Biryani, biriani, or beriani (Arabic بریانی) recipe is a set of rice-based foods made with spices, rice (usually basmati) and meat, fish, eggs or vegetables. The name is derived from the Persian word beryā(n) (بریان) which means "fried" or "roasted".

Biryani was brought to the Indian Subcontinent by Muslim travelers and merchants. Local variants of this dish are not only popular in South Asia but also in Arabia and within various Indian communities in Western countries.

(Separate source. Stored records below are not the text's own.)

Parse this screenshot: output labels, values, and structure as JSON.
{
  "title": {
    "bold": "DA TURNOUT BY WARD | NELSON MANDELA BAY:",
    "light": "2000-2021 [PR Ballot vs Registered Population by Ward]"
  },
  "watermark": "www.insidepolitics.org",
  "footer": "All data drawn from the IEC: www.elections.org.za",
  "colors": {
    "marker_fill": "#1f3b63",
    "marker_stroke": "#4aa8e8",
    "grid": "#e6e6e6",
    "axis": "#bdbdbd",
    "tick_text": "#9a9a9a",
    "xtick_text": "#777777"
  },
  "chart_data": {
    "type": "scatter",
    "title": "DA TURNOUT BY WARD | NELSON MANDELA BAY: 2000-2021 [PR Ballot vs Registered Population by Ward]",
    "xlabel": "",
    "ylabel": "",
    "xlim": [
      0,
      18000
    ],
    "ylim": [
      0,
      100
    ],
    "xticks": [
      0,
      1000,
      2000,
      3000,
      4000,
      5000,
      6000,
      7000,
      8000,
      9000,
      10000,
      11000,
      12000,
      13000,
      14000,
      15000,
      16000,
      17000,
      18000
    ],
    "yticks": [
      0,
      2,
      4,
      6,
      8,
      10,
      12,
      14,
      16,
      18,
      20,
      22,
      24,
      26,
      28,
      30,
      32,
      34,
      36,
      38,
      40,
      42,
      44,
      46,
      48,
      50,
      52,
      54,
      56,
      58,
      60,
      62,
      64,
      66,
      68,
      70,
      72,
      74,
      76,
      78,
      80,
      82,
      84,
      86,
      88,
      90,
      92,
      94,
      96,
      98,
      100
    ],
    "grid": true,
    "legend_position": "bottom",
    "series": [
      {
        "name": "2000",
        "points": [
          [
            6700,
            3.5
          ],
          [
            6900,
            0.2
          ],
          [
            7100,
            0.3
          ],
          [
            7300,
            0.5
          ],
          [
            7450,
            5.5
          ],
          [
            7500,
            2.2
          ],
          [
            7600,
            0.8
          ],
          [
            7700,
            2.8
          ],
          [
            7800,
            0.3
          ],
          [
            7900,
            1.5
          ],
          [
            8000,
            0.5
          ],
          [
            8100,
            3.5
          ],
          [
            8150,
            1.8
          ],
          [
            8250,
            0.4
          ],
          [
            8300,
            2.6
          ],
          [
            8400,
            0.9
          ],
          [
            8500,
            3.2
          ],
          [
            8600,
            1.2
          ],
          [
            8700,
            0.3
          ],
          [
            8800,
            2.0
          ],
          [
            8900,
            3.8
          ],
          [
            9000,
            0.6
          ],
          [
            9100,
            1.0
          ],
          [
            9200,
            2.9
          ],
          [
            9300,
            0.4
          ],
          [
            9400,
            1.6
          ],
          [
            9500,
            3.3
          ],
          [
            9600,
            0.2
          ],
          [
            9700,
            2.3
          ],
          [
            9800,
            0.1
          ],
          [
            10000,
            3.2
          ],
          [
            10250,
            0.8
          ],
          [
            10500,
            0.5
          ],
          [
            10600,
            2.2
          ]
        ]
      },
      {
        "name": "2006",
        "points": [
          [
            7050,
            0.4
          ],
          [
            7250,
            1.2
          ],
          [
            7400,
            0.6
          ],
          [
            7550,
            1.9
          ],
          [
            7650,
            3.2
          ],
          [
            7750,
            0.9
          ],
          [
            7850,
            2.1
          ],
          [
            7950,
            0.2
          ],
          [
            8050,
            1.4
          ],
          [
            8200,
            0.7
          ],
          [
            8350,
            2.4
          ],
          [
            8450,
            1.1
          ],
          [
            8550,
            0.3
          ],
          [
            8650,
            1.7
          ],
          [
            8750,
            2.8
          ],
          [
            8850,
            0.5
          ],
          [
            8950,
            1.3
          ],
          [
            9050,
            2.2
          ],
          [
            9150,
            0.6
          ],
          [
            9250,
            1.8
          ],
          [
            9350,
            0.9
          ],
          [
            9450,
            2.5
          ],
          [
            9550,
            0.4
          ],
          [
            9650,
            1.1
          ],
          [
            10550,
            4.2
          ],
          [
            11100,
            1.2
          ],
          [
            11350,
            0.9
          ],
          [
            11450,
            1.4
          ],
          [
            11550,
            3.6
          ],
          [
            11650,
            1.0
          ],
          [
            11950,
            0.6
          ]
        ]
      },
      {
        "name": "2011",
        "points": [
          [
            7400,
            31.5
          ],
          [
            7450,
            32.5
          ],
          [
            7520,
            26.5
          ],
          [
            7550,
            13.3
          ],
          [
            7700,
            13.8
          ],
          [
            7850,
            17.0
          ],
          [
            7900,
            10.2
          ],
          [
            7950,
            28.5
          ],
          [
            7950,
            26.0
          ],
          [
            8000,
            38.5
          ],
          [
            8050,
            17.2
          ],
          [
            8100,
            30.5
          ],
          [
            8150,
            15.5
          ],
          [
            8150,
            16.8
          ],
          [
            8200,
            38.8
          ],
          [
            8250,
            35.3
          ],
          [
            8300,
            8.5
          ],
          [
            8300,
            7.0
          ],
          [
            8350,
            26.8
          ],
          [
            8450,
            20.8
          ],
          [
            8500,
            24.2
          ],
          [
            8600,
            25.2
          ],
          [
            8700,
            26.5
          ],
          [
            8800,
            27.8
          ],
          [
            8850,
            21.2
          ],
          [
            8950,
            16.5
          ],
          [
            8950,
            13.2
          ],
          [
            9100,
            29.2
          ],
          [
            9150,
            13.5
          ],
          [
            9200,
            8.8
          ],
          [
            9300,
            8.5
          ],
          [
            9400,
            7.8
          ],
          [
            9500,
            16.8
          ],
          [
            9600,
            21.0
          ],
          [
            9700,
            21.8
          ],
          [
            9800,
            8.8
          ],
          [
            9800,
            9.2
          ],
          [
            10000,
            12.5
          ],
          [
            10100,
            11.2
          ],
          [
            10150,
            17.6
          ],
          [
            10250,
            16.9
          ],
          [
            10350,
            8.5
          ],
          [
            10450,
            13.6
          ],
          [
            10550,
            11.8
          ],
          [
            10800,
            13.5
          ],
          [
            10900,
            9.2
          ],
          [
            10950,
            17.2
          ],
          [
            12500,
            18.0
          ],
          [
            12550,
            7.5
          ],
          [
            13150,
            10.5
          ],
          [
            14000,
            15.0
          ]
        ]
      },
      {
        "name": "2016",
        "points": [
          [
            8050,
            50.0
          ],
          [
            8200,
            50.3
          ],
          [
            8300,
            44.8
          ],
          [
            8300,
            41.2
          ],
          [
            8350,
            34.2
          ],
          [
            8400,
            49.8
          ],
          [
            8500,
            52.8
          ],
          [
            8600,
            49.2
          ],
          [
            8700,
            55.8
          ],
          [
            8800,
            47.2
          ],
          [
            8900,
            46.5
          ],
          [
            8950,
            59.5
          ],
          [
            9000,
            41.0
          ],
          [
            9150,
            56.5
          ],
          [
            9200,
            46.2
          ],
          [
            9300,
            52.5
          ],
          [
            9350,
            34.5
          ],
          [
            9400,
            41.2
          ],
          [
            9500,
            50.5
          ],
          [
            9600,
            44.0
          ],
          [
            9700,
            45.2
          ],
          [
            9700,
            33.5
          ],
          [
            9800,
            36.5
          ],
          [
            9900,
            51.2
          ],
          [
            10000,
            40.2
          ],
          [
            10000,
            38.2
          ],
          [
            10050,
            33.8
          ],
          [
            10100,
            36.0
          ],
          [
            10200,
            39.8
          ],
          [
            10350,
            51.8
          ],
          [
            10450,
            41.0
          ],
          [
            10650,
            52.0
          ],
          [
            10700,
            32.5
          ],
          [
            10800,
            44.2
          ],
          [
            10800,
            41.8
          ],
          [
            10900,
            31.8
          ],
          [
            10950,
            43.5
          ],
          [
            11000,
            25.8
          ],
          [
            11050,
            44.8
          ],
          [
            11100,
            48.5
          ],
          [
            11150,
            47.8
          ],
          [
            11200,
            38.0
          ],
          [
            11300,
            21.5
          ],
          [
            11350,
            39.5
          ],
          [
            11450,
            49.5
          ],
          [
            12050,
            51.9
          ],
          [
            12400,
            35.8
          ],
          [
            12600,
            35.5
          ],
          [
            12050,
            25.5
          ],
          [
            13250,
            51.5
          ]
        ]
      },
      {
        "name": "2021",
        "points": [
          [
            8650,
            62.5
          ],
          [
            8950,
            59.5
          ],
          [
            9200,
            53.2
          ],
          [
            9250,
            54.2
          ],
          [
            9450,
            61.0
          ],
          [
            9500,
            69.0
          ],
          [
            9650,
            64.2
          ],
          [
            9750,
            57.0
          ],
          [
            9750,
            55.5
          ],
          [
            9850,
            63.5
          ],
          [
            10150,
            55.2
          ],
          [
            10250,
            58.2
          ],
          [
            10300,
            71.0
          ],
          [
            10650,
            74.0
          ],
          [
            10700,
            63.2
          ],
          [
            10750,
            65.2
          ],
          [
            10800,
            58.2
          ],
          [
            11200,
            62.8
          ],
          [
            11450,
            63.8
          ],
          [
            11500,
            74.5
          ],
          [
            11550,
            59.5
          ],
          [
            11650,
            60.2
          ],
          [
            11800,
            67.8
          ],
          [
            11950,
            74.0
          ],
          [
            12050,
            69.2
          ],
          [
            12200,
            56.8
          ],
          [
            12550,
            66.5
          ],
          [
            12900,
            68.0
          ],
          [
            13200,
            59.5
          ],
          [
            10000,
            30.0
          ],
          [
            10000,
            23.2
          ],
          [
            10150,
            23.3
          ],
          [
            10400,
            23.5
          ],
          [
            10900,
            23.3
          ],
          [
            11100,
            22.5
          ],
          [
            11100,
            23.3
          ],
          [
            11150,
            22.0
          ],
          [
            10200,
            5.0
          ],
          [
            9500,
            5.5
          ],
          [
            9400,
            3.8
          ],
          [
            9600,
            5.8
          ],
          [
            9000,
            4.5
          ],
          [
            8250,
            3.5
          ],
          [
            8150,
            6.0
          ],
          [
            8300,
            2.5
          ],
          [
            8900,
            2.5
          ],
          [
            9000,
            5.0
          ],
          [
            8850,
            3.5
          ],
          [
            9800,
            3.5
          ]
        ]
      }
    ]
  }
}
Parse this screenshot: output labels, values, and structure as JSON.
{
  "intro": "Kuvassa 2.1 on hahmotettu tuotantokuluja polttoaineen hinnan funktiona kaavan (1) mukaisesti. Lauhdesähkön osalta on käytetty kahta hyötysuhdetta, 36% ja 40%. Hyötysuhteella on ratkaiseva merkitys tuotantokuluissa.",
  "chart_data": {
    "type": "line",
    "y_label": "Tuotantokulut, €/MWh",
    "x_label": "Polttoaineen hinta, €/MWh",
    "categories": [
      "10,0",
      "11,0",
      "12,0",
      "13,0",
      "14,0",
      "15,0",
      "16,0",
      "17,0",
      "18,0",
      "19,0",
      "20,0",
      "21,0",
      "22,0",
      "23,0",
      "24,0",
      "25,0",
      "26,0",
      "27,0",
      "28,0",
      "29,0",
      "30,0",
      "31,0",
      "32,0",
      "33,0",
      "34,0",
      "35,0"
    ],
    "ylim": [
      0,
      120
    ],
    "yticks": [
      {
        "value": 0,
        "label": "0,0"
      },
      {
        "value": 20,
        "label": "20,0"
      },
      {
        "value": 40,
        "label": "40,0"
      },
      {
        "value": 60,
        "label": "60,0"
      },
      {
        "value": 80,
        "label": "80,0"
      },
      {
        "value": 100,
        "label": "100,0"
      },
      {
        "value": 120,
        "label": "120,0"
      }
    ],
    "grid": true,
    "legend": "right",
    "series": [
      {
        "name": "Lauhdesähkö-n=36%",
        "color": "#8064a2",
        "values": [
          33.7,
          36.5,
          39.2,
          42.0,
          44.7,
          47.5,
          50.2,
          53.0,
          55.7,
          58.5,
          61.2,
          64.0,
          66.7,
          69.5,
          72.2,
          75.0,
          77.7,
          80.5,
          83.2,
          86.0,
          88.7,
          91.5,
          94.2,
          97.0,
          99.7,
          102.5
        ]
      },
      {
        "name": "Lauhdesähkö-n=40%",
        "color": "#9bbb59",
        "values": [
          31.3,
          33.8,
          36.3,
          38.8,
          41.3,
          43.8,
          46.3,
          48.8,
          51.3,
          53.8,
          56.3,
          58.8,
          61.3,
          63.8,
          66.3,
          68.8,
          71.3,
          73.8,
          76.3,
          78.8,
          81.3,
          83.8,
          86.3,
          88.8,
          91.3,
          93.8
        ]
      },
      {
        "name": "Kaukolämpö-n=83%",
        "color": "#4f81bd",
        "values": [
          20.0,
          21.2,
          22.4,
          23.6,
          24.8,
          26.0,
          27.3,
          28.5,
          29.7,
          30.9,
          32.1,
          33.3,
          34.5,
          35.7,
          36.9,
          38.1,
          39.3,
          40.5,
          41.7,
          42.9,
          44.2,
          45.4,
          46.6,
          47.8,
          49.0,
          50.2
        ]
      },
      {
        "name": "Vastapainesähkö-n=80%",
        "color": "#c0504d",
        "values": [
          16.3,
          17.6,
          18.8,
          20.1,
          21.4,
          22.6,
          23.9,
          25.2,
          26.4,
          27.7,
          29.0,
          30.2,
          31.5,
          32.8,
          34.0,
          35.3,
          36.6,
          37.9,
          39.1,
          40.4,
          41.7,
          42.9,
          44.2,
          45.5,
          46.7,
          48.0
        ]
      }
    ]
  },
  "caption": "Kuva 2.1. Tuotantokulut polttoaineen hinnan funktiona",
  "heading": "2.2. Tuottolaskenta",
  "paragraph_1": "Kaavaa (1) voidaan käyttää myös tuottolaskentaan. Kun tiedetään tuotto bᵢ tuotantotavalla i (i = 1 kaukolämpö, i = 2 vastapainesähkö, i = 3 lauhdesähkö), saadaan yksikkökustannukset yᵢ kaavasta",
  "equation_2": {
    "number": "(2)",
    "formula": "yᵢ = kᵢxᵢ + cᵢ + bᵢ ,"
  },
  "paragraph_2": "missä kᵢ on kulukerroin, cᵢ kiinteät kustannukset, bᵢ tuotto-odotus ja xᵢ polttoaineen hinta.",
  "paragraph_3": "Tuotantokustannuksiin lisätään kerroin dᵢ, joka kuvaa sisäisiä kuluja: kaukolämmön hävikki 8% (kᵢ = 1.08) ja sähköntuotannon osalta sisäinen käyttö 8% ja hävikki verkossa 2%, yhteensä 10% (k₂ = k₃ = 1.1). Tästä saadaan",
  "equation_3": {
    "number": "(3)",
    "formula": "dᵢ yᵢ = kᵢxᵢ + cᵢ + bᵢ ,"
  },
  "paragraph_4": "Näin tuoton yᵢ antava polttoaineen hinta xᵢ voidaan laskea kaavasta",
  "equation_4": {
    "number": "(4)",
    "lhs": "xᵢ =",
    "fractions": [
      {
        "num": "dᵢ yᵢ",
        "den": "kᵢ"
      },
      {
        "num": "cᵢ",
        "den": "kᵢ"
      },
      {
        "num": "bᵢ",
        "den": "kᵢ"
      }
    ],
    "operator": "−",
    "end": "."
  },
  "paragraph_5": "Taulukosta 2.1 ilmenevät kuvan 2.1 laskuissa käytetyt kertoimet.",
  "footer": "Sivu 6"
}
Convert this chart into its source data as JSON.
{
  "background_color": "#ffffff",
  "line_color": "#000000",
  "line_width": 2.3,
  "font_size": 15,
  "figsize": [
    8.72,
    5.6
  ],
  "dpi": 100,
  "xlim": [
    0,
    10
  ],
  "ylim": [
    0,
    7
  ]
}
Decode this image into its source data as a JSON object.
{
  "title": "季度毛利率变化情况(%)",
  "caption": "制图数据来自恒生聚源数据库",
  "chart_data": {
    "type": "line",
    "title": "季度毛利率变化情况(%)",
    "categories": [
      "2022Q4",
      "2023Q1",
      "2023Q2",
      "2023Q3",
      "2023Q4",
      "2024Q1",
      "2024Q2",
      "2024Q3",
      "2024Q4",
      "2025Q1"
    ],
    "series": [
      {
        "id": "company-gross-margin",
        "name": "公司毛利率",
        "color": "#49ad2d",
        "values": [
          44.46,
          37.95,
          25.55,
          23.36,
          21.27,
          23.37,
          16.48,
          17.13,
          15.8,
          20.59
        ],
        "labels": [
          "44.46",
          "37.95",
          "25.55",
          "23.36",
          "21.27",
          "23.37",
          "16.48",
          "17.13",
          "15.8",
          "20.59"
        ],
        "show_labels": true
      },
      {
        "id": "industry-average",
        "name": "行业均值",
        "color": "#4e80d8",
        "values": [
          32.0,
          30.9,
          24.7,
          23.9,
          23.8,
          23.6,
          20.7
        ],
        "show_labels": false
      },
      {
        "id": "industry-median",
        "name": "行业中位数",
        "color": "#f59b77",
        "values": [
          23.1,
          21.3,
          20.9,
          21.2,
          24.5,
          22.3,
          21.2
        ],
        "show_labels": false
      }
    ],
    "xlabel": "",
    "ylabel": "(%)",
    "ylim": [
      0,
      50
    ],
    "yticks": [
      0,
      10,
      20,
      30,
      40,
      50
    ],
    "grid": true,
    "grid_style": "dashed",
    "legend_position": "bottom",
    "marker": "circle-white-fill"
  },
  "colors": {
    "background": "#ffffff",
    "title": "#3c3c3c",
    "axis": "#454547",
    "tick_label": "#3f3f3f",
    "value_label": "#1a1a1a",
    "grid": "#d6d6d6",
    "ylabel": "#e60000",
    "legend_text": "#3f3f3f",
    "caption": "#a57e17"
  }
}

Preparation time : 35 minutes
Cooking time : 35 minutes

Ingredients
For the rice:
2½ cups water or 625 ml
2 cubes MAGGI® Seasoning for White Rice
2 cups basmati rice or 400 g

For the vegetables:
2 tablespoons vegetable oil
1 teaspoon caraway seeds
2 medium onions or 250 g, sliced
1 tablespoon garlic, finely chopped
1 tablespoon fresh ginger, finely chopped
1 large carrot or 200 g, cut into medium cubes
½ cup frozen green peas or 80 g, thawed
1 cup frozen green beans or 160 g, thawed and cut
¾ cup water or 185 ml
1 medium green bell pepper or 150 g, cut into medium cubes
1 teaspoon chili powder
1 teaspoon ground turmeric
2 medium tomatoes or 300 g, diced
3 tablespoons fresh mint, chopped
2 tablespoons coriander leaves, chopped

Preparation
  1. In a medium saucepan, place water, MAGGI® Seasoning for White Rice cubes and rice. Stir occasionally to boil then cover and simmer over low heat for 15 minutes or until rice is almost cooked. Remove from pot and spread the cooked rice in a large platter and set aside.
  2. Meanwhile, heat the oil in another medium saucepan. Add caraway seeds and stir for seconds until caraway starts spluttering then add onion and stir until golden in color.
  3. Add garlic and ginger and stir for seconds then add carrot, green peas and green beans; stir for 3 minutes then add water. Cover and simmer until vegetables are almost cooked and water is evaporated.
  4. Add bell pepper, red chili powder, turmeric and tomato and stir occasionally for 10 minutes. Add mint and coriander and fold with the vegetable mix.
  5. Combine the cooked rice and the vegetable mix gently and place the mixture in a clean pot. Cover with aluminum foil and with a tight fitting lid and place in a very low heat for 30 minutes then serve.
Cooking tips : Sprinkle 1 tablespoon of rose water over the rice and the vegetable mix at the last cooking step.
Serving tips : Serve with low fat yogurt salad (Raita).